Every user object contains an array of application registrations. You can search for all users with a given registration.
Learn more about Applications.
Groups are a way to group users in FusionAuth. They are tenant scoped. They may have application roles associated with them. Users with a registration for an application as well as a group membership will assume those roles upon login.
Group membership is boolean in nature. A user is either in a group or out of a group.
An example use case is a forum moderators group. The forum application can get the group memberships of any user. If the user is a member of the moderators group, the application can provide a 'flag' button on the forum software.
Every user object contains an array of group memberships. You can search for all users with a given group memberships.

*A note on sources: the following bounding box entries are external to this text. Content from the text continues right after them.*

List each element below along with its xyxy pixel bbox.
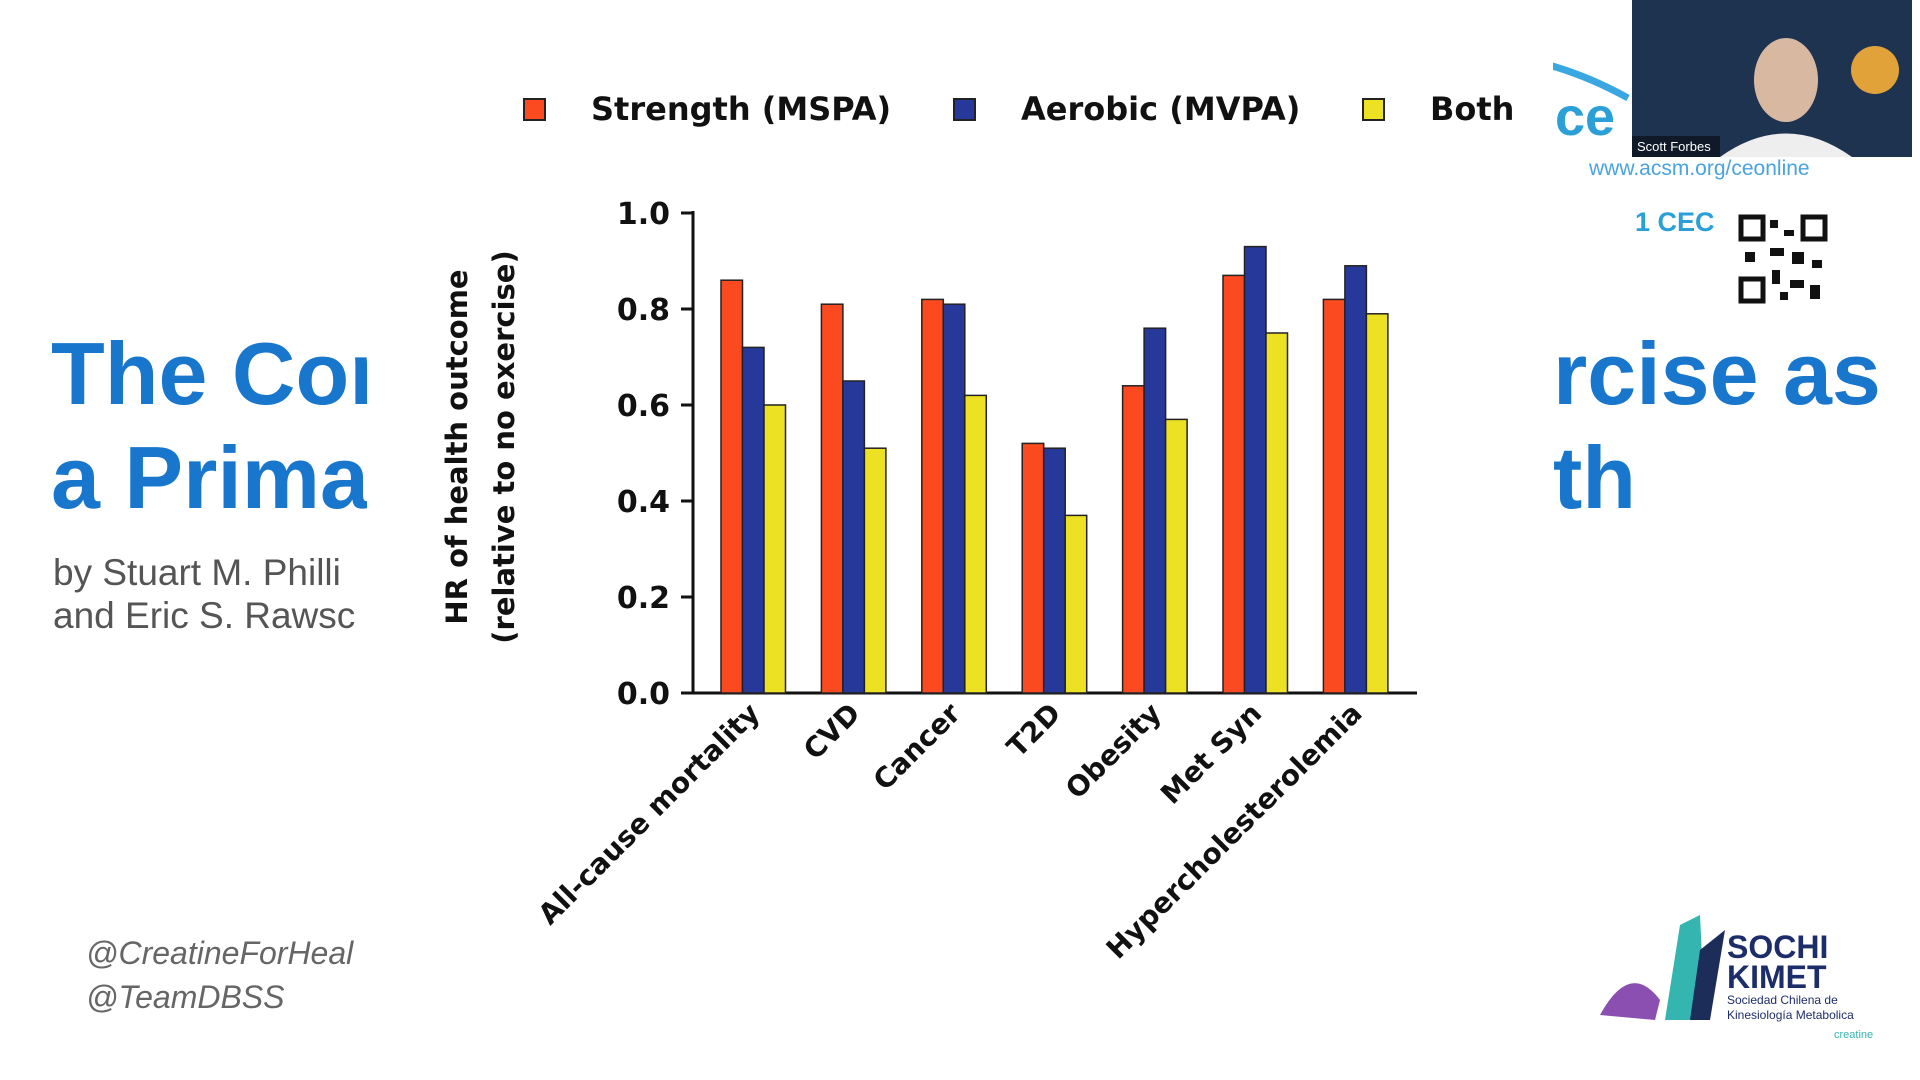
legend-swatch <box>523 98 546 121</box>
logo-text: Sociedad Chilena de <box>1727 993 1838 1007</box>
bar <box>1243 245 1267 694</box>
logo-text: SOCHI <box>1727 929 1828 965</box>
sponsor: creatine <box>1834 1029 1873 1041</box>
bar <box>1042 447 1066 694</box>
banner-arc <box>1553 62 1630 102</box>
y-tick-label: 1.0 <box>617 197 670 232</box>
credit: 1 CEC <box>1635 207 1715 237</box>
bar <box>1021 442 1045 694</box>
slide-title: a Prima <box>51 428 370 527</box>
right-text: ce rcise as th <box>1553 62 1881 527</box>
legend-label: Both <box>1430 90 1514 128</box>
bar <box>741 346 765 694</box>
handle: @CreatineForHeal <box>86 935 354 971</box>
handle: @TeamDBSS <box>86 979 284 1015</box>
y-tick-label: 0.4 <box>617 485 670 520</box>
left-text: The Con a Prima by Stuart M. Philli and … <box>51 324 403 1015</box>
bar <box>1322 298 1346 694</box>
bar <box>863 447 887 694</box>
logo-text: KIMET <box>1727 959 1827 995</box>
y-tick-label: 0.8 <box>617 293 670 328</box>
url: www.acsm.org/ceonline <box>1588 157 1810 180</box>
y-tick-label: 0.6 <box>617 389 670 424</box>
logo: SOCHI KIMET Sociedad Chilena de Kinesiol… <box>1600 915 1873 1041</box>
slide-title: rcise as <box>1553 324 1881 423</box>
bar <box>1164 418 1188 694</box>
speaker-name: Scott Forbes <box>1637 139 1711 154</box>
bar <box>1143 327 1167 694</box>
bar <box>942 303 966 694</box>
bar <box>820 303 844 694</box>
video-tile: Scott Forbes <box>1632 0 1912 157</box>
slide-title: The Con <box>51 324 403 423</box>
bar <box>1344 265 1368 694</box>
y-axis-label: (relative to no exercise) <box>487 250 521 643</box>
bar <box>763 404 787 694</box>
y-tick-label: 0.2 <box>617 581 670 616</box>
bar <box>921 298 945 694</box>
bar <box>1222 274 1246 694</box>
bar <box>1064 514 1088 694</box>
bar <box>1265 332 1289 694</box>
authors: by Stuart M. Philli <box>53 552 341 593</box>
y-tick-label: 0.0 <box>617 677 670 712</box>
authors: and Eric S. Rawsc <box>53 595 355 636</box>
banner: ce <box>1555 87 1615 147</box>
bar <box>964 394 988 694</box>
legend-label: Aerobic (MVPA) <box>1021 90 1300 128</box>
legend-swatch <box>953 98 976 121</box>
bar <box>1365 313 1389 694</box>
y-axis-label: HR of health outcome <box>440 269 474 624</box>
legend-swatch <box>1362 98 1385 121</box>
slide-title: th <box>1553 428 1636 527</box>
bar <box>720 279 744 694</box>
bar <box>1121 385 1145 694</box>
bar <box>842 380 866 694</box>
logo-text: Kinesiología Metabolica <box>1727 1008 1854 1022</box>
legend-label: Strength (MSPA) <box>591 90 891 128</box>
qr-code <box>1738 214 1828 304</box>
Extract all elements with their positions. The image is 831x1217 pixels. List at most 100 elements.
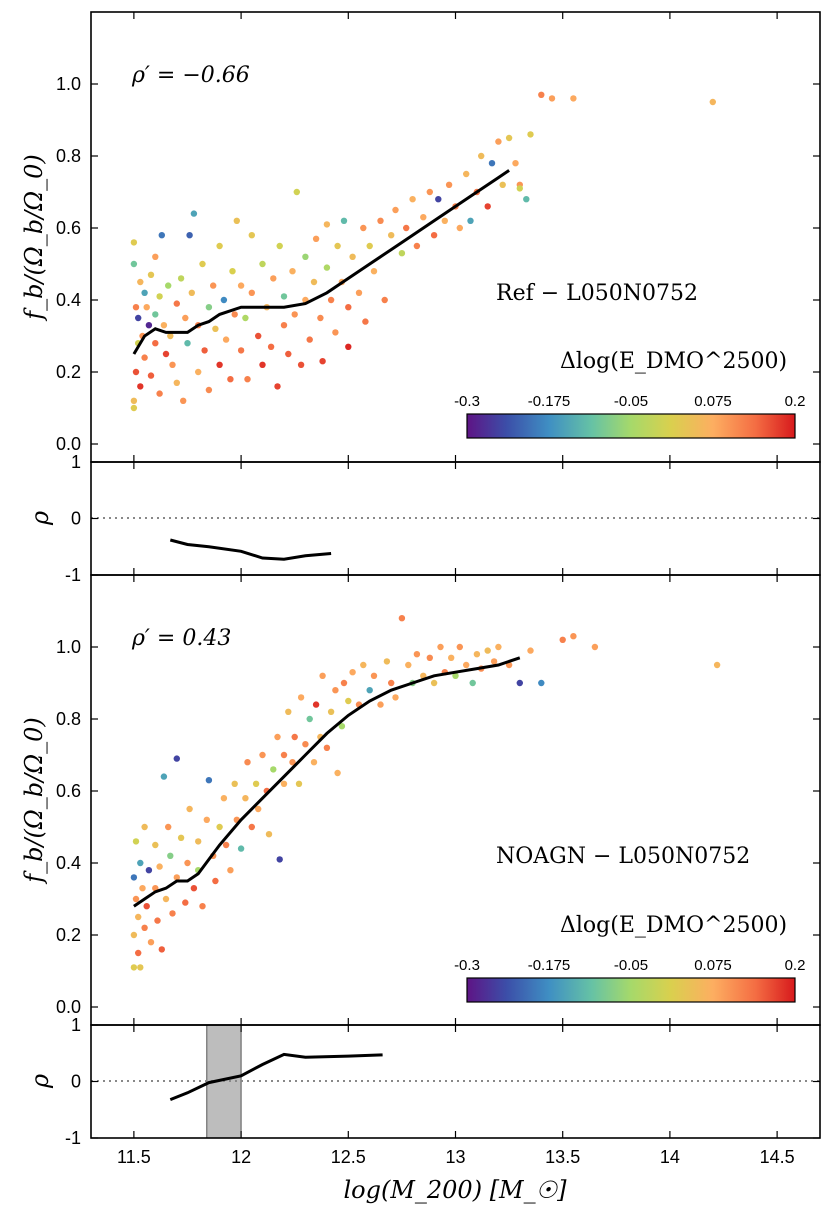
ref-point [237, 347, 245, 354]
noagn-point [312, 701, 320, 708]
noagn-point [186, 805, 193, 813]
noagn-point [469, 679, 476, 687]
noagn-colorbar-tick: -0.3 [454, 957, 480, 974]
ref-ytick-label: 1.0 [56, 74, 81, 94]
noagn-point [244, 759, 251, 766]
ref-point [709, 98, 716, 106]
ref-colorbar-tick: -0.3 [454, 393, 480, 410]
noagn-point [130, 964, 138, 971]
ref-point [242, 314, 249, 322]
ref-point [201, 347, 208, 354]
ref-point [135, 314, 142, 322]
noagn-point [203, 816, 210, 823]
ref-point [413, 242, 421, 250]
ref-point [156, 293, 163, 300]
noagn-point [452, 672, 459, 679]
ref-point [360, 224, 367, 232]
noagn-point [323, 744, 331, 751]
ref-point [398, 250, 406, 257]
ref-point [499, 181, 506, 188]
ref-point [293, 188, 300, 196]
noagn-point [463, 661, 470, 669]
ref-point [216, 361, 223, 368]
noagn-point [490, 658, 498, 665]
noagn-point [559, 636, 566, 643]
ref-point [205, 386, 213, 394]
ref-sim-label: Ref − L050N0752 [496, 281, 698, 306]
noagn-point [338, 723, 346, 730]
noagn-point [340, 679, 348, 687]
ref-point [441, 217, 448, 224]
noagn-point [310, 759, 318, 766]
ref-point [527, 131, 534, 138]
noagn-point [162, 895, 170, 903]
ref-ytick-label: 0.0 [56, 434, 81, 454]
ref-point [182, 314, 189, 322]
ref-point [130, 239, 138, 246]
x-axis-label: log(M_200) [M_☉] [343, 1176, 567, 1204]
noagn-point [160, 773, 168, 780]
ref-point [538, 91, 545, 99]
ref-point [141, 289, 148, 296]
ref-point [274, 383, 281, 390]
noagn-colorbar-tick: -0.175 [528, 957, 571, 974]
ref-point [381, 296, 388, 304]
noagn-ytick-label: 1.0 [56, 637, 81, 657]
noagn-point [392, 694, 399, 701]
ref-point [169, 361, 176, 368]
ref-colorbar-tick: 0.075 [694, 393, 732, 410]
ref-point [340, 217, 348, 224]
noagn-rho-ytick-label: -1 [65, 1128, 81, 1148]
ref-point [259, 260, 266, 268]
ref-rho-ylabel: ρ [26, 511, 54, 526]
noagn-ytick-label: 0.8 [56, 709, 81, 729]
xtick-label: 13 [445, 1147, 465, 1167]
noagn-point [165, 823, 172, 831]
ref-colorbar-tick: -0.175 [528, 393, 571, 410]
ref-rho-ytick-label: 0 [71, 509, 81, 529]
noagn-point [332, 687, 339, 694]
noagn-point [130, 931, 138, 939]
ref-point [484, 203, 491, 210]
noagn-point [132, 838, 140, 845]
xtick-label: 14 [660, 1147, 680, 1167]
noagn-point [173, 755, 180, 762]
ref-colorbar [466, 413, 796, 439]
ref-point [377, 217, 384, 224]
noagn-point [205, 777, 213, 784]
ref-point [237, 282, 245, 289]
ref-rho-ytick-label: 1 [71, 452, 81, 472]
ref-point [227, 376, 234, 383]
ref-point [327, 296, 335, 304]
noagn-point [360, 661, 367, 669]
xtick-label: 13.5 [545, 1147, 580, 1167]
ref-point [334, 242, 341, 250]
noagn-colorbar-tick: -0.05 [614, 957, 648, 974]
ref-point [220, 296, 228, 304]
noagn-point [334, 769, 341, 777]
ref-point [280, 322, 288, 329]
ref-point [478, 152, 485, 160]
noagn-point [242, 795, 249, 802]
ref-point [167, 332, 174, 340]
ref-point [152, 253, 159, 260]
noagn-point [473, 651, 481, 658]
noagn-point [199, 903, 206, 910]
ref-point [130, 260, 138, 268]
ref-point [505, 134, 513, 142]
noagn-point [222, 841, 230, 849]
ref-point [177, 275, 185, 282]
noagn-point [591, 643, 599, 651]
ref-point [512, 160, 519, 167]
ref-point [210, 282, 217, 289]
noagn-point [137, 964, 144, 971]
xtick-label: 12.5 [331, 1147, 366, 1167]
ref-point [173, 300, 180, 307]
noagn-point [370, 672, 378, 679]
ref-point [302, 253, 309, 260]
ref-point [132, 368, 140, 376]
noagn-point [141, 924, 148, 931]
ref-ytick-label: 0.2 [56, 362, 81, 382]
ref-point [362, 318, 369, 325]
ref-point [388, 232, 395, 239]
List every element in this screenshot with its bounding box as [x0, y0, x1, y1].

One issue is that to get the group names of memberships for a user, you must use FusionAuth’s proprietary APIs. Group names are not included in the user object.
Learn more about Groups.
Entities and Grants
Entities and grants allow you to model fine grained permissions in a flexible manner. Entities are things, while grants are expressions of permissions granted to a user or thing to another thing. Entities have configurable permissions. Entities are a good fit when you have users that may need access to different assets which can’t be easily modeled as applications.
An example use case which could be modeled using entities is GitHub organizations. A user can belong to zero or more GitHub organizations and have different access levels in each one. But a user logs in to GitHub, not to a GitHub organization. Additionally, permissions will vary between organizations. A user may be an admin in one GitHub organization and have read-only access in another one. To implement this, you’d represent each GitHub organization as an entity in FusionAuth, and grant users permissions to each organization of which they are a member.
It is very common to have an interstitial page when using entities. (This page is custom built and is not provided by FusionAuth.) The user logs in to an application, and is then presented with a list of entities to which they’ve been granted permissions. The user selects an entity and then acts within the confines of that entity.
You can search for all users granted access to a given entity. You can search for all entities for which a user has a grant.
One issue is that to search for grants on a user, you must use FusionAuth’s proprietary APIs. Additionally, since entities cannot be 'logged into', they don’t have any relationship with external Identity Providers.
Learn more about Entities and Grants.
Entities Compared to Applications
Entities, grants and permissions are analogous to applications, registrations and roles, but you can’t log into an entity.
Entities may also be useful if you have two or more applications in FusionAuth, but you want to group access in an orthogonal way while still allowing users to assume different roles.
Suppose you have a point of sales application and a scheduling application for your retail chain. You have ten stores. You want to allow employees to log in to each of these applications, but you want to limit them to access only stores where they are currently working. But if they move between stores to cover for a shift or because of a transfer, you want to handle that use case as well. This means you can’t use tenants to model stores.
You could model the point of sales and scheduling applications as applications. Each store would be an entity, and after the user has logged into an application, you’d show them the stores to which they’d have access.
You could also provide different roles in different stores. The scheduling software could know that Richard would have access to the scheduling application as a manager for store A but only as an employee for store B.
If you were to model this using only applications, you’d have to have twenty applications in FusionAuth (two for each store) and keeping those configurations synchronized might be difficult. And if you added more applications or stores, you’d face a combinatorial explosion of applications.